Message par : Dean Eloy, Sam 28 Avr 2018 - 22:35





Comme à son habitude, Londres était toujours plein de monde. Et la gare de King’s Cross n’était pas épargnée ! Tout le monde se presse pour trouver son train, quand ce n’est pas pour essayer de le rattraper.


Et moi… Et bien comme tous les ans je marche sur les pieds des passants, la foule étant trop dense. Personnellement, je n’appelle pas ça marcher. Non, je piétine. Mais bon, je me fais aussi marcher dessus !


Mon père n’est pas venu avec moi, vu que je suis majeur cette année. Il avait préféré rester à la maison avec maman, au cas où elle aurait besoin d’aide. Enfin, c’était le prétexte qu’il sortait souvent. En réalité, il savait bien que ses parents partaient au cimetière. Pour voir… Et bien… Oh, pourquoi je pense à ça moi. Je vais encore être stressé pour la rentrée ! Change-toi les idées ! Et pour ça, je fais toujours la même chose : réciter la liste de tous les sorts qui me passent par la tête et que j’ai appris au cours des six années précédentes. Petrificus Totalus, Lumos, Nox, Rictumsempra, Accio, Anapneo,… Ça passe.


Je n’ai même pas vu que j’étais arrivé dans le passage 93/4. Il y avait beaucoup de gens, mais ça ferait l’affaire. Aucun moldu ne faisait attention à ce qui se passait. Aucun sorcier à l’horizon, peut-être étaient il déjà sur le quai ? Allez, je vais y aller avant d’être en retard !


Je prends mon chariot à deux mains, et je commence à foncer. Sauf qu’un passant s’interpose entre la ligne de départ et l’arrivée. Fallait que ça arrive… Bon on va éviter de lui foncer dedans, à celui-là !  Alors je freine, tire le chariot en arrière, fait pivoter mon chariot pour esquiver le moldu. Toutes ces manœuvres pour au final percuter un au moldu ! Nan mais la poisse, sérieux ! Je m’excuse comme je peux devant la personne un peu retournée de colère. Elle part en furie, jurant contre les ados maladroits.


Je refais alors ma course. Cette fois, tout se passe bien, et je me retrouve du côté sorcier.
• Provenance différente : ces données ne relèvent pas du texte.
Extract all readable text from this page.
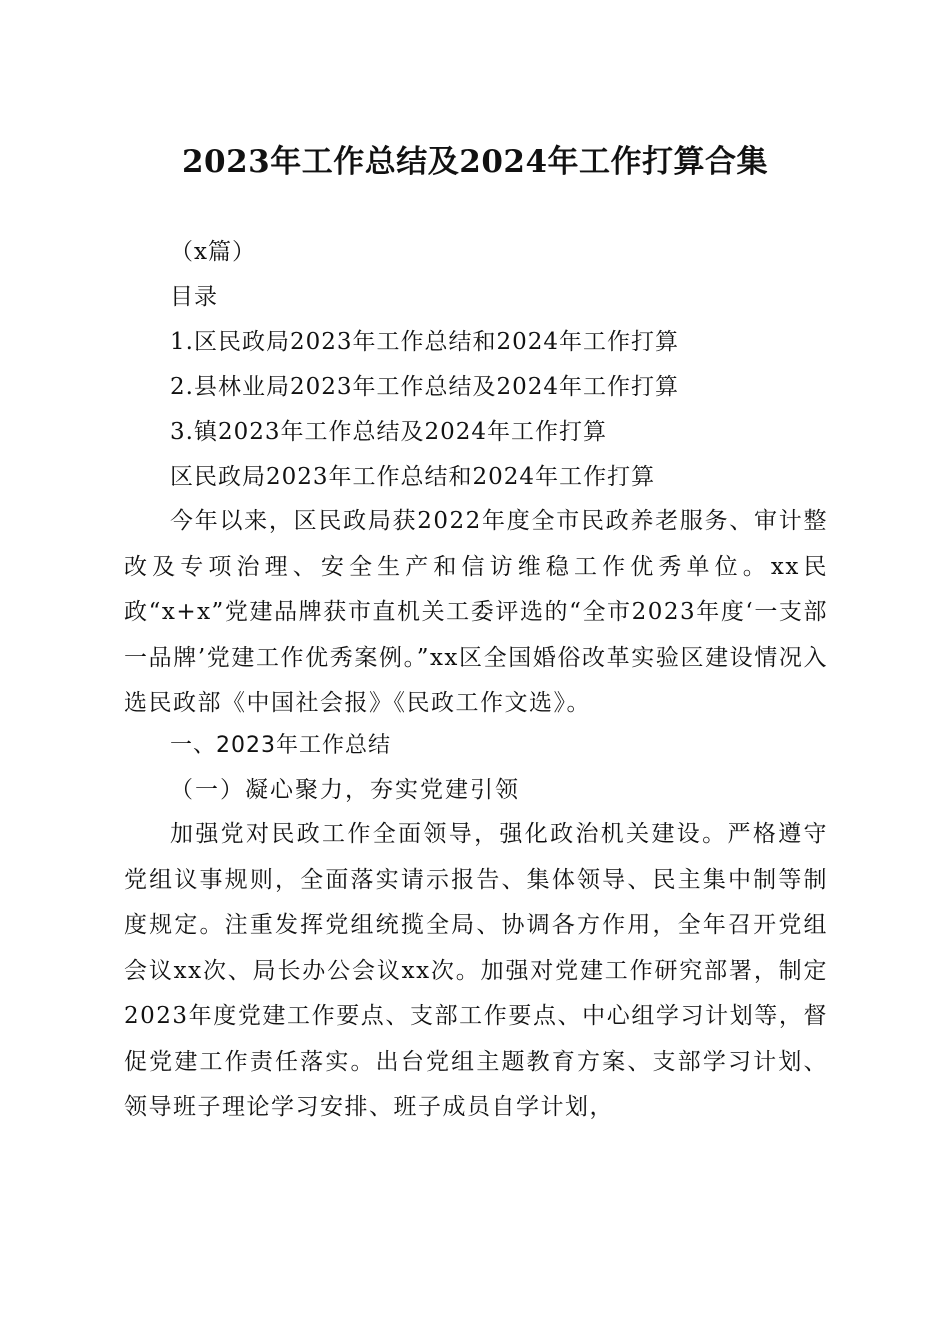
2023年工作总结及2024年工作打算合集
（x篇）
目录
1.区民政局2023年工作总结和2024年工作打算
2.县林业局2023年工作总结及2024年工作打算
3.镇2023年工作总结及2024年工作打算
区民政局2023年工作总结和2024年工作打算
今年以来，区民政局获2022年度全市民政养老服务、审计整改及专项治理、安全生产和信访维稳工作优秀单位。xx民政“x+x”党建品牌获市直机关工委评选的“全市2023年度‘一支部一品牌’党建工作优秀案例。”xx区全国婚俗改革实验区建设情况入选民政部《中国社会报》《民政工作文选》。
一、2023年工作总结
（一）凝心聚力，夯实党建引领
加强党对民政工作全面领导，强化政治机关建设。严格遵守党组议事规则，全面落实请示报告、集体领导、民主集中制等制度规定。注重发挥党组统揽全局、协调各方作用，全年召开党组会议xx次、局长办公会议xx次。加强对党建工作研究部署，制定2023年度党建工作要点、支部工作要点、中心组学习计划等，督促党建工作责任落实。出台党组主题教育方案、支部学习计划、领导班子理论学习安排、班子成员自学计划，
Le train est déjà en gare. Les premières années sont tous regroupées autour de leur famille, disant au revoir à leur proche, certains tristes et un peu perdus. Les autres élèves plus vieux sont pour la plupart tous déjà entrés dans le train. Je vais en faire autant, moi.  Essayant tant bien que mal de me frayer un chemin vers un wagon, j’arrive enfin à atteindre la porte. Un fois entré, je fais quelques mètres (Je compte trois wagons précisément). J’ai dit à Arthur que je serai dans le troisième s’il était libre, pour qu’il puisse me retrouver. Une chance, c’est le cas !


Je m’installe sur une banquette en rangeant ma valise dans un coin, et j’attends mon ami, qui ne devrait pas tarder.


[Fin du rp]

Édit Elhiya : Bonjour Dean. Conformément au Règlement RPG, vous ne pouvez ouvrir un sujet sans l'approbation d'un modérateur, votre message a donc été déplacé sur un sujet libre disponible. Merci de faire plus attention à l'avenir. Cordialement.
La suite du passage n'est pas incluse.